I have a pandas dataframe df with the following features:
visitor_id, feature_1, feature_2, …, feature_100, truth_labels

I implemented the following model on sklearn:

1st step: scaling df.drop(['visitor_id', 'truth_labels'], axis=1) using sklearn.preprocessing.StandardScaler()

2nd step: clustering df.drop(['visitor_id', 'truth_labels'], axis=1) using sklearn.cluster.MiniBatchKMeans() in 10 clusters. Set df['cluster'] to corresponding clusters.

3rd step: fit 10 sklearn.linear_model.LogisticRegression() on df.drop(['visitor_id'], axis=1), one per cluster.

I have two questions:

1- Is it possible to build a Pipeline in order to aggregate these three steps? In particular, how can I specify that I want to train 10 distinct sklearn.linear_model.LogisticRegression() models on my data splitted by clusters?

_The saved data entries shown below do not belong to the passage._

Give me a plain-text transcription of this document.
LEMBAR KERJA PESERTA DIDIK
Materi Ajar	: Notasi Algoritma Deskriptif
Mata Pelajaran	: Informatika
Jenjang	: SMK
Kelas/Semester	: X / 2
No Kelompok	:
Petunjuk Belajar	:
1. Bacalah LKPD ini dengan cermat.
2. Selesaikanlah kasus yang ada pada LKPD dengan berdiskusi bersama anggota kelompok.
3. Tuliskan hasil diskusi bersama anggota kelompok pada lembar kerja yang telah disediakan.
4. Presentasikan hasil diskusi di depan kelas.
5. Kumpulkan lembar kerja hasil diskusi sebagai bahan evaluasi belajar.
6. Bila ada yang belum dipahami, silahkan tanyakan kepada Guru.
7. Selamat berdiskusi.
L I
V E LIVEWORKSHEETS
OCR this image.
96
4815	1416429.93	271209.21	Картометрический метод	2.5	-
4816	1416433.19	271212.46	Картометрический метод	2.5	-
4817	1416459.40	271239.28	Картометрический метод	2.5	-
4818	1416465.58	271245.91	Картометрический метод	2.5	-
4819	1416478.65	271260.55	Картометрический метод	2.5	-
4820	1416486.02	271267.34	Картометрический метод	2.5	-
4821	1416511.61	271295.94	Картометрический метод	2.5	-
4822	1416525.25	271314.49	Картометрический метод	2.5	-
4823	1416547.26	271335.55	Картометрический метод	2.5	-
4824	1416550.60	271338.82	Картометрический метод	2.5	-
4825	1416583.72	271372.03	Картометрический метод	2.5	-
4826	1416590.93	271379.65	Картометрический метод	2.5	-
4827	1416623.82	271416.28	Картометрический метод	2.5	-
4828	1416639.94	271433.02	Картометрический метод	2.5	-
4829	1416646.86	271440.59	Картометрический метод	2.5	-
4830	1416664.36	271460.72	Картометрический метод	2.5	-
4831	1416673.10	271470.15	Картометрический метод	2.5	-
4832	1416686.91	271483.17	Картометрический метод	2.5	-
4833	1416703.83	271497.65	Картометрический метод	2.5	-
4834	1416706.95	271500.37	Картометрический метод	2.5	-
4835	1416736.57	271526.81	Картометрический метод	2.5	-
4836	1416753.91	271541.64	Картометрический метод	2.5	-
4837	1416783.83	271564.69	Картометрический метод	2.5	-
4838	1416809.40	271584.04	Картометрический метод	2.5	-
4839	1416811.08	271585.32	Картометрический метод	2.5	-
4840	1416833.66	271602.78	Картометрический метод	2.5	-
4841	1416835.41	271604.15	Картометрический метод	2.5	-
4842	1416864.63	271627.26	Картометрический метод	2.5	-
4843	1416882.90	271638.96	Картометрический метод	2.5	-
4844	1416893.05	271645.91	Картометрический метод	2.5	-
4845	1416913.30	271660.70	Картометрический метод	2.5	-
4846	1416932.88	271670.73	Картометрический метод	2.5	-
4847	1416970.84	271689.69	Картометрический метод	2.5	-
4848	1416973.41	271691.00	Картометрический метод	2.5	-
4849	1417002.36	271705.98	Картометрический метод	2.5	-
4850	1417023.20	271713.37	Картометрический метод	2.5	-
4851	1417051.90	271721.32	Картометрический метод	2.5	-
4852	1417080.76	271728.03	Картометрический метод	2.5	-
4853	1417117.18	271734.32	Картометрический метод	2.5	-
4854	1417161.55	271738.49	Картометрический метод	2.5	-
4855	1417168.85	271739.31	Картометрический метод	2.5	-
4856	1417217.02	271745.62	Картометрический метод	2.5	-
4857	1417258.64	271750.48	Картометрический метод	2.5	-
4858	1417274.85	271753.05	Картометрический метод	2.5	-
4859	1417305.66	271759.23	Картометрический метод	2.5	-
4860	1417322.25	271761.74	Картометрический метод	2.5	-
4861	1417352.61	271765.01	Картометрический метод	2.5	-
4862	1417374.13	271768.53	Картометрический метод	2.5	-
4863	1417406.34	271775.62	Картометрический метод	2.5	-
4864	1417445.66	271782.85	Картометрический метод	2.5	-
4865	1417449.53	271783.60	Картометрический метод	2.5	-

2- Is it possible to save this full pipeline? How?

Best Answer

  1. Yes.
  2. Yes.

1) You can implement your own logic for pipeline step. You can find detailed example in sklearn documentation.

In your case it would be:

from sklearn.linear_model import LogisticRegression
from sklearn.base import BaseEstimator, TransformerMixin
from sklearn.pipeline import Pipeline, make_pipeline

class TenLogisticRegressionsClassifier(BaseEstimator, TransformerMixin):


    def __init__(self, N=10):
        self.estimators = { i:LogisticRegression() for i in range(N)  }


    def fit(self, X, y=None):
        for k,v in self.estimators.items():
            # Here some logic to divide dataset
            v.fit(newX, newY)

    def predict(self, X, y=None):
        for k,v in self.estimators.items():
            # Here some logic to divide dataset
            v.predict(newX)

pipeline = Pipeline([('something',   TenLogisticRegressionsClassifier())])
# or
pipeline = make_pipeline(TenLogisticRegressionsClassifier())

2) Answer is on Stack Overflow

from sklearn.externals import joblib
joblib.dump(pipeline, 'pipeline.pkl')
# or, if you want 1 file:
joblib.dump(pipeline, 'filename.pkl', compress = 1)

Then you can load it and use:

pipeline_loaded = joblib.load('filename.pkl')